New breeding techniques (NBTs) represent a range of molecular tools allow genomes to be edited quickly and precisely, usually without introducing foreign DNA into the resulting plants.

One of these tools, CRISPR, earned Science’s 2015 Breakthrough of the Year award. It has also been noticed outside the scientific community. In contrast to conventional genetic modification approaches, this novel genome-editing technology uses “molecular scissors” to alter the genes in plants.

This means that in many cases, the effects of the genetic changes are indistinguishable from naturally occurring mutations.

Overall, NBTs significantly increase the speed and precision of plant breeding. Scientific achievements that have already been translated into novel products are now reaching the market.

In 2014, Canada approved the first commercial crop generated through genome editing – oilseed rape - with a number of other countries set to follow suit.

Currently, many other crops are being improved with this novel approach, including flax, rice and potato.

However, the uptake of those innovative solutions in the EU, in particular by SMEs, will strongly depend on whether they are both affordable and available without lengthy regulatory approval processes.

To date, the EU has not clarified the status of NBTs. This is despite that fact that a great deal of work has already been completed, including a report by a group of member states' experts that was finalised in January 2012.

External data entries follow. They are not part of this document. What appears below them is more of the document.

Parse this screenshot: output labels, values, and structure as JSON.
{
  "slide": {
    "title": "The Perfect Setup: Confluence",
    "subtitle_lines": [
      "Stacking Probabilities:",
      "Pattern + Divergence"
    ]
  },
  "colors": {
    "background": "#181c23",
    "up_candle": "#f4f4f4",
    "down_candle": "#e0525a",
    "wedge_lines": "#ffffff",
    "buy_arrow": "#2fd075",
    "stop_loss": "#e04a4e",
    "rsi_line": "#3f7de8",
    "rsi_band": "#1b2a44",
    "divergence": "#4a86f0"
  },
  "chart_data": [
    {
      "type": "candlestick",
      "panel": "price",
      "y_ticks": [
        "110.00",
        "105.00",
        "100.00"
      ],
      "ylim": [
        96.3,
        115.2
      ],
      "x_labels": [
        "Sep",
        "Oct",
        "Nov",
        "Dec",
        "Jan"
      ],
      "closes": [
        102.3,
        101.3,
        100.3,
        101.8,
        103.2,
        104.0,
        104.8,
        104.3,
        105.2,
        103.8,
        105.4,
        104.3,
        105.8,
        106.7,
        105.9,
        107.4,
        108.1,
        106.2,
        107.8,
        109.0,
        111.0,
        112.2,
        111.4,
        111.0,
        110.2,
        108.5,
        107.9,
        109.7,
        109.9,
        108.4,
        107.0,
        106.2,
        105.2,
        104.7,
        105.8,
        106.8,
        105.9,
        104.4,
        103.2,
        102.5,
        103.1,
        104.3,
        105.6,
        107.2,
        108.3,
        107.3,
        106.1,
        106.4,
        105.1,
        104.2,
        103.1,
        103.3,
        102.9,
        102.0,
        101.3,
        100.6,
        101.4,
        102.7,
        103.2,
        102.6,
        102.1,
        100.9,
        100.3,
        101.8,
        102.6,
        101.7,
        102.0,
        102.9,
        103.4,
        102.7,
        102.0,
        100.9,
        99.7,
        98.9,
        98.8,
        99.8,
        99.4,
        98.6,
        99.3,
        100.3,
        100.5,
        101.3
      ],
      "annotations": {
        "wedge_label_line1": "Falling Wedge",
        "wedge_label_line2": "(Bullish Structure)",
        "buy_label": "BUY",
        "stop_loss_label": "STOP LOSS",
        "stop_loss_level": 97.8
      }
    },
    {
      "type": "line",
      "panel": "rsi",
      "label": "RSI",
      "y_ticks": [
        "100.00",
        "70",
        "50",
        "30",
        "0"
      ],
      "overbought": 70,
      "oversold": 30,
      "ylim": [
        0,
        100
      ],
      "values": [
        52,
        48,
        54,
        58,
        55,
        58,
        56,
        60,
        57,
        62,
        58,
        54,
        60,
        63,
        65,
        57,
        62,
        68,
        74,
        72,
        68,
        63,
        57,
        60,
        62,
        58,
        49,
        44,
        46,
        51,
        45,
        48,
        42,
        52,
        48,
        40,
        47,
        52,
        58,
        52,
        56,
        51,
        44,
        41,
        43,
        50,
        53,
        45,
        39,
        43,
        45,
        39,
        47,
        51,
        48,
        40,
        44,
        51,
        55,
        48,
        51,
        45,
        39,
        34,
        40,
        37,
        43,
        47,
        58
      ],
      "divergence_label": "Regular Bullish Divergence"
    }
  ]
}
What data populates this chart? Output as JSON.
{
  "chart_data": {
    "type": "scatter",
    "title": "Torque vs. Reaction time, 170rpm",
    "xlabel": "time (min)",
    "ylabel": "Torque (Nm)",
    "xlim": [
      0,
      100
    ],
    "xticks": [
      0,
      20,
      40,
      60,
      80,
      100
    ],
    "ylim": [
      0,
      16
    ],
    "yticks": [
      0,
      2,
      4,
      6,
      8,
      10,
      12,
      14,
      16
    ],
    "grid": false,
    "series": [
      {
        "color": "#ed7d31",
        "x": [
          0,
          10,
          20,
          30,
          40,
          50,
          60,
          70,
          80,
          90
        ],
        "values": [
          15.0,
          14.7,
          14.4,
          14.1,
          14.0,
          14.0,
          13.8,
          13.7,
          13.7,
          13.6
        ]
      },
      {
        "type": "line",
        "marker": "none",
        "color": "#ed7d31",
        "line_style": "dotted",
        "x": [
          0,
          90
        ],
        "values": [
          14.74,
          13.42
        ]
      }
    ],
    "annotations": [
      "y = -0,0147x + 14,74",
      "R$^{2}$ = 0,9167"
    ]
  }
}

The major issue is whether the classification of plants resulting from NBTs should be based solely on the technique used in the process, or also on their final characteristics.

In the case of the former, the cost of registration may be much higher and approval processes significantly longer. This would specifically affect EU SMEs as well as public research. Moreover, specifically identifying those plants improved by NBTs is very difficult. This poses a serious threat of trade disruptions.

If the EU wants to remain a global leader in plant breeding and agriculture, it is time to make smart decisions supporting technology uptake by SMEs.

We should make full use of these recent advances that enable quicker and more precise plant breeding, supporting the EU’s objective of competitive and sustainable agri-food production.